Definition of Annulment
An annulment is not a divorce. While a divorce officially terminates a marriage, an annulment is a declaration that the marriage never existed in the first place. In Colorado, an annulment is officially called a "declaration of invalidity."
Legal Grounds for Obtaining an Annulment
While divorce in Colorado is "no-fault" and requires only a declaration that the marriage is irretrievably broken, an annulment will only be granted under certain specific circumstances. An annulment will be granted if (1) one party lacked the capacity to consent to the marriage due to mental incapacity, infirmity, or intoxication, (2) one party lacked the physical capacity to consummate the marriage by sexual intercourse, and the other party did not at the time the marriage was solemnized know of the incapacity, (3) one party was underage at the time of marriage, (4) one party entered the marriage believing a fraudulent misrepresentation that went to the essence of the marriage, (5) one party married under duress, (6) one party married as a jest or dare, or (7) the marriage was void due to bigamy, incest, or any other law of the place where the marriage was contracted to. These are the only reasons an annulment will be granted.
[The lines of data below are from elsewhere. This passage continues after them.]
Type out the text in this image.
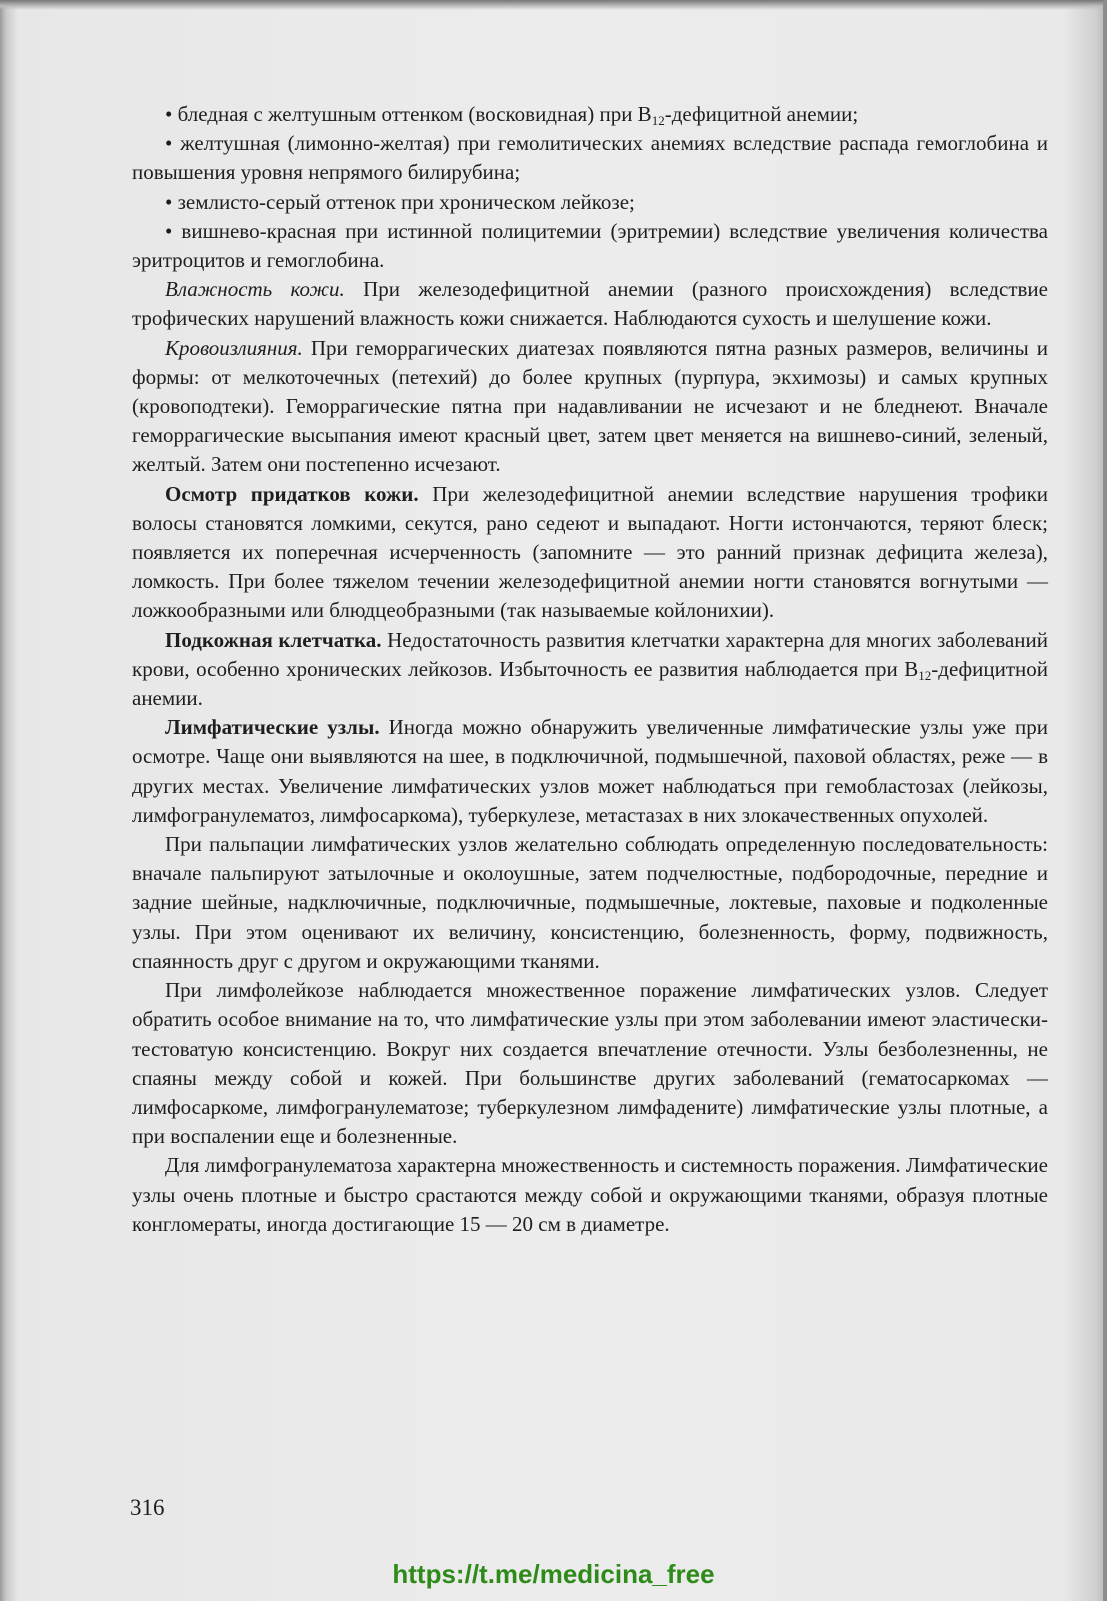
• бледная с желтушным оттенком (восковидная) при $B_{12}$-дефицитной анемии;

• желтушная (лимонно-желтая) при гемолитических анемиях вследствие распада гемоглобина и повышения уровня непрямого билирубина;

• землисто-серый оттенок при хроническом лейкозе;

• вишнево-красная при истинной полицитемии (эритремии) вследствие увеличения количества эритроцитов и гемоглобина.

Влажность кожи. При железодефицитной анемии (разного происхождения) вследствие трофических нарушений влажность кожи снижается. Наблюдаются сухость и шелушение кожи.

Кровоизлияния. При геморрагических диатезах появляются пятна разных размеров, величины и формы: от мелкоточечных (петехий) до более крупных (пурпура, экхимозы) и самых крупных (кровоподтеки). Геморрагические пятна при надавливании не исчезают и не бледнеют. Вначале геморрагические высыпания имеют красный цвет, затем цвет меняется на вишнево-синий, зеленый, желтый. Затем они постепенно исчезают.

Осмотр придатков кожи. При железодефицитной анемии вследствие нарушения трофики волосы становятся ломкими, секутся, рано седеют и выпадают. Ногти истончаются, теряют блеск; появляется их поперечная исчерченность (запомните — это ранний признак дефицита железа), ломкость. При более тяжелом течении железодефицитной анемии ногти становятся вогнутыми — ложкообразными или блюдцеобразными (так называемые койлонихии).

Подкожная клетчатка. Недостаточность развития клетчатки характерна для многих заболеваний крови, особенно хронических лейкозов. Избыточность ее развития наблюдается при $B_{12}$-дефицитной анемии.

Лимфатические узлы. Иногда можно обнаружить увеличенные лимфатические узлы уже при осмотре. Чаще они выявляются на шее, в подключичной, подмышечной, паховой областях, реже — в других местах. Увеличение лимфатических узлов может наблюдаться при гемобластозах (лейкозы, лимфогранулематоз, лимфосаркома), туберкулезе, метастазах в них злокачественных опухолей.

При пальпации лимфатических узлов желательно соблюдать определенную последовательность: вначале пальпируют затылочные и околоушные, затем подчелюстные, подбородочные, передние и задние шейные, надключичные, подключичные, подмышечные, локтевые, паховые и подколенные узлы. При этом оценивают их величину, консистенцию, болезненность, форму, подвижность, спаянность друг с другом и окружающими тканями.

При лимфолейкозе наблюдается множественное поражение лимфатических узлов. Следует обратить особое внимание на то, что лимфатические узлы при этом заболевании имеют эластически-тестоватую консистенцию. Вокруг них создается впечатление отечности. Узлы безболезненны, не спаяны между собой и кожей. При большинстве других заболеваний (гематосаркомах — лимфосаркоме, лимфогранулематозе; туберкулезном лимфадените) лимфатические узлы плотные, а при воспалении еще и болезненные.

Для лимфогранулематоза характерна множественность и системность поражения. Лимфатические узлы очень плотные и быстро срастаются между собой и окружающими тканями, образуя плотные конгломераты, иногда достигающие 15 — 20 см в диаметре.

316
https://t.me/medicina_free
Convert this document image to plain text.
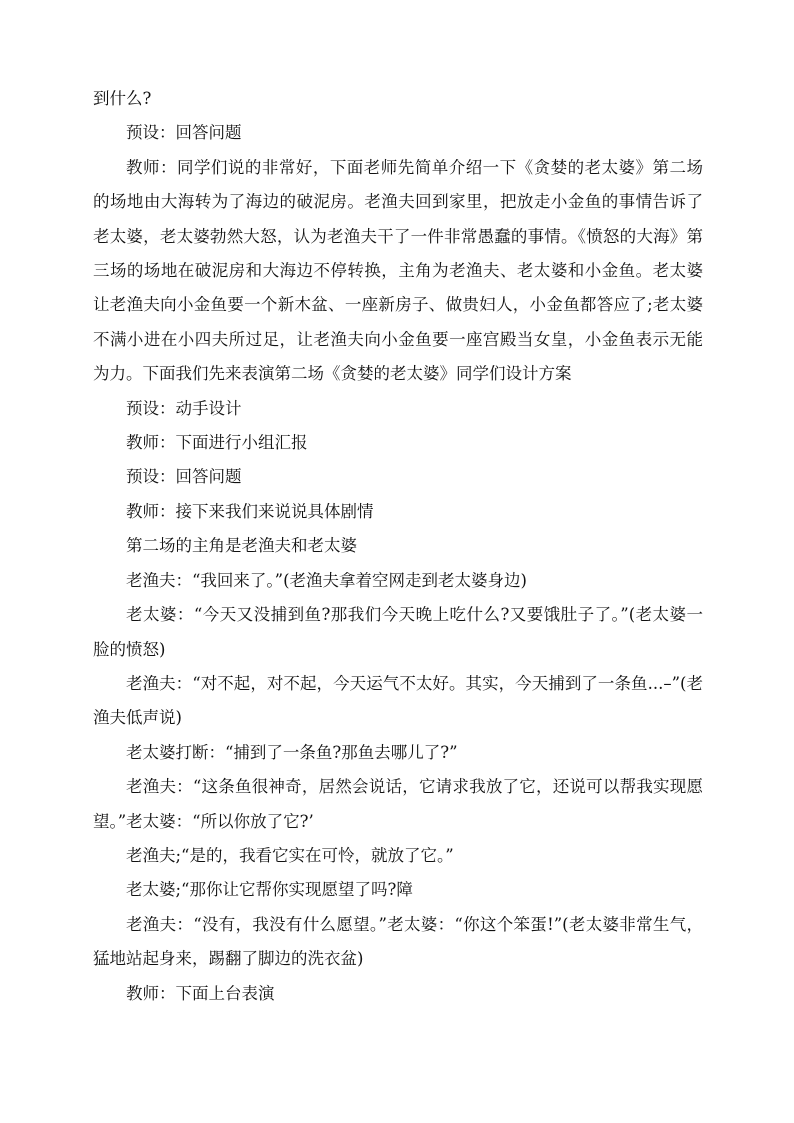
到什么?

预设：回答问题

教师：同学们说的非常好，下面老师先简单介绍一下《贪婪的老太婆》第二场的场地由大海转为了海边的破泥房。老渔夫回到家里，把放走小金鱼的事情告诉了老太婆，老太婆勃然大怒，认为老渔夫干了一件非常愚蠢的事情。《愤怒的大海》第三场的场地在破泥房和大海边不停转换，主角为老渔夫、老太婆和小金鱼。老太婆让老渔夫向小金鱼要一个新木盆、一座新房子、做贵妇人，小金鱼都答应了;老太婆不满小进在小四夫所过足，让老渔夫向小金鱼要一座宫殿当女皇，小金鱼表示无能为力。下面我们先来表演第二场《贪婪的老太婆》同学们设计方案

预设：动手设计

教师：下面进行小组汇报

预设：回答问题

教师：接下来我们来说说具体剧情

第二场的主角是老渔夫和老太婆

老渔夫：“我回来了。”(老渔夫拿着空网走到老太婆身边)

老太婆：“今天又没捕到鱼?那我们今天晚上吃什么?又要饿肚子了。”(老太婆一脸的愤怒)

老渔夫：“对不起，对不起，今天运气不太好。其实，今天捕到了一条鱼...–”(老渔夫低声说)

老太婆打断：“捕到了一条鱼?那鱼去哪儿了?”

老渔夫：“这条鱼很神奇，居然会说话，它请求我放了它，还说可以帮我实现愿望。”老太婆：“所以你放了它?’

老渔夫;“是的，我看它实在可怜，就放了它。”

老太婆;“那你让它帮你实现愿望了吗?障

老渔夫：“没有，我没有什么愿望。”老太婆：“你这个笨蛋!”(老太婆非常生气，猛地站起身来，踢翻了脚边的洗衣盆)

教师：下面上台表演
Deadlines for Obtaining an Annulment
If the marriage is to be annulled because of lack of capacity, fraud, duress, or a jest or dare, a party must file for an annulment within 6 months of learning of the described condition. If a party learns of the lack of the ability of the other party to consummate the marriage, that aggrieved party must file within 12 months of learning of the described condition. If a party is underage, that party, or the party's parent or legal guardian has 24 months to file. If the marriage is void for bigamy, incest, or for some other reason, either spouse, either spouse's children, an appropriate state official, or, in cases of bigamy/polygamy, the legal spouse, can all file for an annulment at any time prior to one spouse's death or settlement of either spouse's estate.
Legitimacy of Children
Children born into a marriage that is later annulled are still considered legitimate.
In a divorce, at least one party must have resided in Colorado for 90 days before filing for dissolution. The rules for an annulment are different. If the marriage took place in Colorado, there is no residency requirement at all before filing for annulment. If the marriage took place outside of Colorado, at least one party must have resided in Colorado for thirty days prior to filing for the annulment.